Posted: 05.02.13/12:30

Creative Conversations: Tim Lahan + James Jarvis

So, two illustrators walk into a bar…

James Jarvis and Tim Lahan (YGX) talk about how ancient they are and where the field of illustration is heading. Excerpted from the YGX Annual.

Think you have what it takes to be a Young Gun? YG11 is now open for entries. Click here to begin submitting your work!


James Jarvis: I looked to your portfolio this morning, and I’m sure I must’veseen your work on Flickr.

Tim Lahan: Oh, yeah?

James: Because I saw the weird powers of rock that you’ve drawn. I remembered seeing them somewhere before. I don’t know if it was on flickr but I really liked them.

Tim: Oh, thanks. It might have been on Flickr.

James: It freaks me out that you’re still doing design work because your drawings are so good.

Tim: Yeah, I mean, I’ve got some bills to pay and so…

James: Is it really hard to pay the bills from drawing at the moment?

Tim: Yeah, I haven’t been doing it for that long. I mean, I’ve been doing it forever, but professionally I haven’t been doing it long so I don’t think I’m really that well known.

James: The email said that you were a Young Gun and then it starts making me feel really old, and I’m thinking, can I still be a young gun? How old are you? How old do you have to be to become a Young Gun?

Tim: It’s kind of weird because I don’t feel very young. I mean, I am young, I’m about 28. I think the age limit for a Young Gun is 30.

James: I’m well over that. I’m at the point where I still feel like I’m just paying my dues. I met this guy the other day who’s starting a skateboard company in the U.K. Then he tells me that he was born in 1989 and it really freaked me out because I realized we were talking about skating and I was referring to all these things that were in skateboarding in 1989 and I just assumed that he would know that. And he didn’t, he was only just born then. It was just a massive head fuck. I’m old basically. 

Tim: No, it is pretty crazy. I definitely have the same problem where I, I’ll hear someone was born in the ‘90’s and that will really freak me out.

James: You’ve done loads of work already.

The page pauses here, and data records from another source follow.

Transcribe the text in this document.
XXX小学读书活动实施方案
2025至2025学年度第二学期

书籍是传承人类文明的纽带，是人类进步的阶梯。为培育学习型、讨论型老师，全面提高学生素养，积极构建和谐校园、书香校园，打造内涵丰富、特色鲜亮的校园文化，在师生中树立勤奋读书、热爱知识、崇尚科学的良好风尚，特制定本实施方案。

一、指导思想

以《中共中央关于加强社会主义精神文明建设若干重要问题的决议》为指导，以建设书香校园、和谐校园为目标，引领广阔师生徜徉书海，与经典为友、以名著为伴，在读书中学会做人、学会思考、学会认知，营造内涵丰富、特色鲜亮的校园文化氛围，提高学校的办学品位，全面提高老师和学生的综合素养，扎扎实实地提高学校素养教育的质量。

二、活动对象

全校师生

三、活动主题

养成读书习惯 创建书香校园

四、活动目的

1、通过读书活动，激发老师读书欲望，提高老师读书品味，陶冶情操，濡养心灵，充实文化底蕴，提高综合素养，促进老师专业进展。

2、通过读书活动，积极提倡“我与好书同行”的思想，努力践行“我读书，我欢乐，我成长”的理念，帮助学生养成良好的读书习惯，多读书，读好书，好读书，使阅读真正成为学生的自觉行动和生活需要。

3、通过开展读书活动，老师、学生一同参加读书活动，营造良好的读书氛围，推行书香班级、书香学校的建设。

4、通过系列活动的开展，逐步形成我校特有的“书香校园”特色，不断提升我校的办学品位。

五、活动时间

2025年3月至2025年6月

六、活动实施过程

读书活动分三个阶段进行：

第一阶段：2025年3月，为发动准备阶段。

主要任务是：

I was looking at your portfolio.

Tim: Yeah. I mean, a lot of it I think is just personal stuff. I did a lot of the work at a day job in my downtime, just trying to explore different things. Just playing around. Those things that I haven’t done for clients or for money, stuff I just do for myself, I think that stuff really helped me out. I think it still does.

“Recently [illustration] has become more personal, more about the artist’s very particular kind of style and image being sold, rather than the artist’s skill set.”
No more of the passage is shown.